Мне вдруг очень захотелось напроситься ему в попутчики, пойти на хлопковое поле, посмотреть, как поливают хлопчатник, и может быть, самой поливать. Я открыла было рот, чтобы высказать свою неразумную просьбу. Но тут, перхая и отплёвываясь, вышел во двор свёкор, и я вовремя прикусила язычок. А про себя порадовалась, что деверь у меня хороший и что мы, вероятно, будем с ним друзьями, потому что без друзей никак нельзя человеку, одной любовью к мужу сердца не наполнишь.
Я не ошиблась. Кепбан не утратил своей сдержанности, врождённой деликатности, но стал немножко раскованнее и разговорчивее. Рассказывал мне о колхозных делах, учил, как делать в арыке запруду и отводить воду в нужную сторону. Он был очень способный, любое дело спорилось в его руках.
Как-то я спросила его, почему он бросил школу. Он пожал плечами.
— Работать надо. У родителей здоровье плохое, Тархан в городе учился…
— Но теперь ты можешь опять поступить в школу.

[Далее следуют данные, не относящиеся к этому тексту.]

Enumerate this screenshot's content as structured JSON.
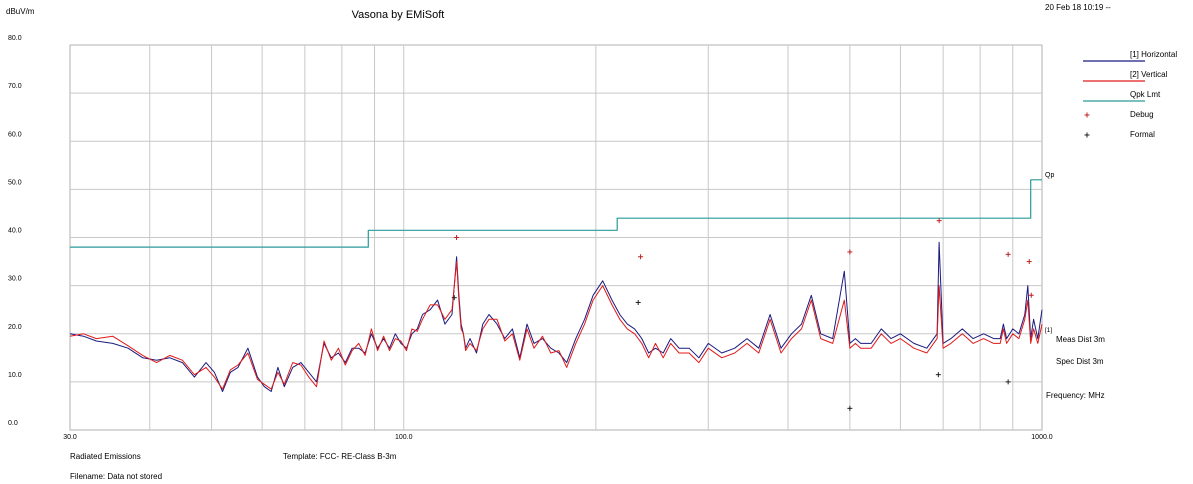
{
  "header": {
    "y_unit": "dBuV/m",
    "title": "Vasona by EMiSoft",
    "timestamp": "20 Feb 18 10:19 --"
  },
  "legend": {
    "items": [
      {
        "label": "[1] Horizontal",
        "color": "#1a1a80",
        "kind": "line"
      },
      {
        "label": "[2] Vertical",
        "color": "#e01a1a",
        "kind": "line"
      },
      {
        "label": "Qpk Lmt",
        "color": "#2a9a9a",
        "kind": "line"
      },
      {
        "label": "Debug",
        "color": "#c02020",
        "kind": "plus"
      },
      {
        "label": "Formal",
        "color": "#202020",
        "kind": "plus"
      }
    ]
  },
  "side_labels": {
    "limit_tag": "Qp",
    "marker_tag": "[1]",
    "meas_dist": "Meas Dist 3m",
    "spec_dist": "Spec Dist 3m",
    "frequency_unit": "Frequency: MHz"
  },
  "footer": {
    "test_name": "Radiated Emissions",
    "template": "Template: FCC- RE-Class B-3m",
    "filename": "Filename: Data not stored"
  },
  "chart_data": {
    "type": "line",
    "x_scale": "log",
    "xlim": [
      30,
      1000
    ],
    "ylim": [
      0,
      80
    ],
    "y_ticks": [
      "0.0",
      "10.0",
      "20.0",
      "30.0",
      "40.0",
      "50.0",
      "60.0",
      "70.0",
      "80.0"
    ],
    "x_tick_labels": [
      {
        "value": 30,
        "label": "30.0"
      },
      {
        "value": 100,
        "label": "100.0"
      },
      {
        "value": 1000,
        "label": "1000.0"
      }
    ],
    "grid": true,
    "legend_position": "right",
    "series": [
      {
        "name": "[1] Horizontal",
        "color": "#1a1a80",
        "x": [
          30,
          31.5,
          33,
          35,
          37,
          39,
          41,
          43,
          45,
          47,
          49,
          50.5,
          52,
          53.5,
          55,
          57,
          59,
          60.5,
          62,
          63.5,
          65,
          67,
          69,
          71,
          73,
          75,
          77,
          79,
          81,
          83,
          85,
          87,
          89,
          91,
          93,
          95,
          97,
          99,
          101,
          103,
          105,
          107,
          110,
          113,
          116,
          119,
          121,
          122,
          123,
          124,
          125,
          127,
          130,
          133,
          136,
          140,
          144,
          148,
          152,
          156,
          160,
          165,
          170,
          175,
          180,
          186,
          192,
          198,
          205,
          212,
          218,
          224,
          230,
          236,
          242,
          248,
          255,
          262,
          270,
          280,
          290,
          300,
          315,
          330,
          345,
          360,
          375,
          390,
          405,
          420,
          435,
          450,
          470,
          490,
          500,
          510,
          520,
          540,
          560,
          580,
          600,
          630,
          660,
          685,
          690,
          700,
          720,
          750,
          780,
          810,
          840,
          860,
          870,
          880,
          900,
          920,
          940,
          950,
          960,
          970,
          985,
          1000
        ],
        "y": [
          20,
          19.5,
          18.5,
          18,
          17,
          15,
          14.5,
          15,
          14,
          11,
          14,
          12,
          8,
          12,
          13,
          17,
          11,
          9,
          8,
          13,
          9,
          13,
          14,
          12,
          10,
          18,
          15,
          16,
          14,
          17,
          17,
          16,
          20,
          17,
          19,
          17,
          20,
          18,
          17,
          20,
          21,
          24,
          25,
          27,
          22,
          24,
          36,
          28,
          22,
          20,
          17,
          19,
          16,
          22,
          24,
          22,
          19,
          21,
          15,
          22,
          18,
          19,
          17,
          16,
          14,
          19,
          23,
          28,
          31,
          27,
          24,
          22,
          21,
          19,
          16,
          17,
          16,
          19,
          17,
          17,
          15,
          18,
          16,
          17,
          19,
          17,
          24,
          17,
          20,
          22,
          28,
          20,
          19,
          33,
          18,
          19,
          18,
          18,
          21,
          19,
          20,
          18,
          17,
          20,
          39,
          18,
          19,
          21,
          19,
          20,
          19,
          19,
          22,
          19,
          21,
          20,
          24,
          30,
          19,
          23,
          19,
          25
        ]
      },
      {
        "name": "[2] Vertical",
        "color": "#e01a1a",
        "x": [
          30,
          31.5,
          33,
          35,
          37,
          39,
          41,
          43,
          45,
          47,
          49,
          50.5,
          52,
          53.5,
          55,
          57,
          59,
          60.5,
          62,
          63.5,
          65,
          67,
          69,
          71,
          73,
          75,
          77,
          79,
          81,
          83,
          85,
          87,
          89,
          91,
          93,
          95,
          97,
          99,
          101,
          103,
          105,
          107,
          110,
          113,
          116,
          119,
          121,
          122,
          123,
          124,
          125,
          127,
          130,
          133,
          136,
          140,
          144,
          148,
          152,
          156,
          160,
          165,
          170,
          175,
          180,
          186,
          192,
          198,
          205,
          212,
          218,
          224,
          230,
          236,
          242,
          248,
          255,
          262,
          270,
          280,
          290,
          300,
          315,
          330,
          345,
          360,
          375,
          390,
          405,
          420,
          435,
          450,
          470,
          490,
          500,
          510,
          520,
          540,
          560,
          580,
          600,
          630,
          660,
          685,
          690,
          700,
          720,
          750,
          780,
          810,
          840,
          860,
          870,
          880,
          900,
          920,
          940,
          950,
          960,
          970,
          985,
          1000
        ],
        "y": [
          19.5,
          20,
          19,
          19.5,
          17.5,
          15.5,
          14,
          15.5,
          14.5,
          11.5,
          13,
          11,
          8.5,
          12.5,
          13.5,
          16,
          10.5,
          9.5,
          8.5,
          12,
          9.5,
          14,
          13.5,
          11,
          9,
          18.5,
          14.5,
          17,
          13.5,
          16.5,
          18,
          15.5,
          21,
          16.5,
          19.5,
          16.5,
          19,
          18.5,
          16.5,
          21,
          20.5,
          23,
          26,
          26,
          23,
          25,
          35,
          27,
          21,
          20,
          16.5,
          18,
          16.5,
          21,
          23,
          23,
          18.5,
          20,
          14.5,
          21,
          17,
          19.5,
          16,
          16.5,
          13,
          18,
          22,
          27,
          30,
          26,
          23,
          21,
          20,
          18,
          15,
          18,
          15,
          18,
          16,
          16,
          14,
          17,
          15,
          16,
          18,
          16,
          23,
          16,
          19,
          21,
          27,
          19,
          18,
          27,
          17,
          18,
          17,
          17,
          20,
          18,
          19,
          17,
          16,
          19,
          30,
          17,
          18,
          20,
          18,
          19,
          18,
          18,
          21,
          18,
          20,
          19,
          23,
          27,
          18,
          21,
          18,
          22
        ]
      },
      {
        "name": "Qpk Lmt",
        "color": "#2a9a9a",
        "x": [
          30,
          88,
          88,
          216,
          216,
          960,
          960,
          1000
        ],
        "y": [
          38,
          38,
          41.5,
          41.5,
          44,
          44,
          52,
          52
        ]
      }
    ],
    "debug_markers": [
      {
        "x": 121,
        "y": 40
      },
      {
        "x": 235,
        "y": 36
      },
      {
        "x": 500,
        "y": 37
      },
      {
        "x": 690,
        "y": 43.5
      },
      {
        "x": 885,
        "y": 36.5
      },
      {
        "x": 955,
        "y": 35
      },
      {
        "x": 962,
        "y": 28
      }
    ],
    "formal_markers": [
      {
        "x": 120,
        "y": 27.5
      },
      {
        "x": 233,
        "y": 26.5
      },
      {
        "x": 500,
        "y": 4.5
      },
      {
        "x": 688,
        "y": 11.5
      },
      {
        "x": 885,
        "y": 10
      }
    ]
  }
}
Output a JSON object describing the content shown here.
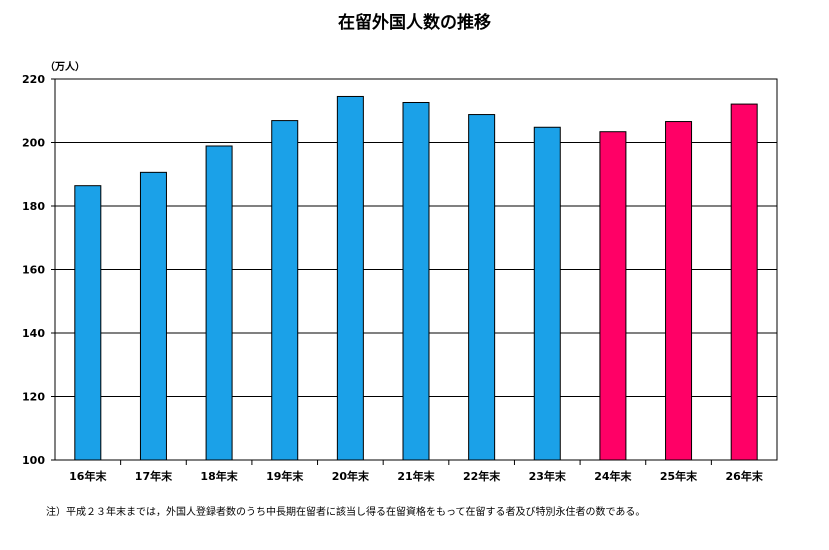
{
  "chart_data": {
    "type": "bar",
    "title": "在留外国人数の推移",
    "unit_label": "（万人）",
    "categories": [
      "16年末",
      "17年末",
      "18年末",
      "19年末",
      "20年末",
      "21年末",
      "22年末",
      "23年末",
      "24年末",
      "25年末",
      "26年末"
    ],
    "values": [
      186.4,
      190.6,
      198.9,
      206.9,
      214.5,
      212.6,
      208.8,
      204.8,
      203.4,
      206.6,
      212.1
    ],
    "bar_colors": [
      "#1ba1e8",
      "#1ba1e8",
      "#1ba1e8",
      "#1ba1e8",
      "#1ba1e8",
      "#1ba1e8",
      "#1ba1e8",
      "#1ba1e8",
      "#ff0066",
      "#ff0066",
      "#ff0066"
    ],
    "ylim": [
      100,
      220
    ],
    "yticks": [
      100,
      120,
      140,
      160,
      180,
      200,
      220
    ],
    "grid": true,
    "xlabel": "",
    "ylabel": ""
  },
  "footnote": "注）平成２３年末までは，外国人登録者数のうち中長期在留者に該当し得る在留資格をもって在留する者及び特別永住者の数である。"
}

— Какой из меня ученик… всё уже позабыл. Если все начнут учиться, кто в колхозе работать будет?
— Неправильно ты говоришь! В нашей стране каждый должен иметь образование!
— Приходили уже к нам в дом с такими словами. Отец сказал: достаточно, если из нашего дома один Тархан учится.
— И ты согласился с ним?
Кепбан поднял недоумевающие глаза.
— Но работать из нашего дома тоже должен кто-то! Больных стариков кормить надо?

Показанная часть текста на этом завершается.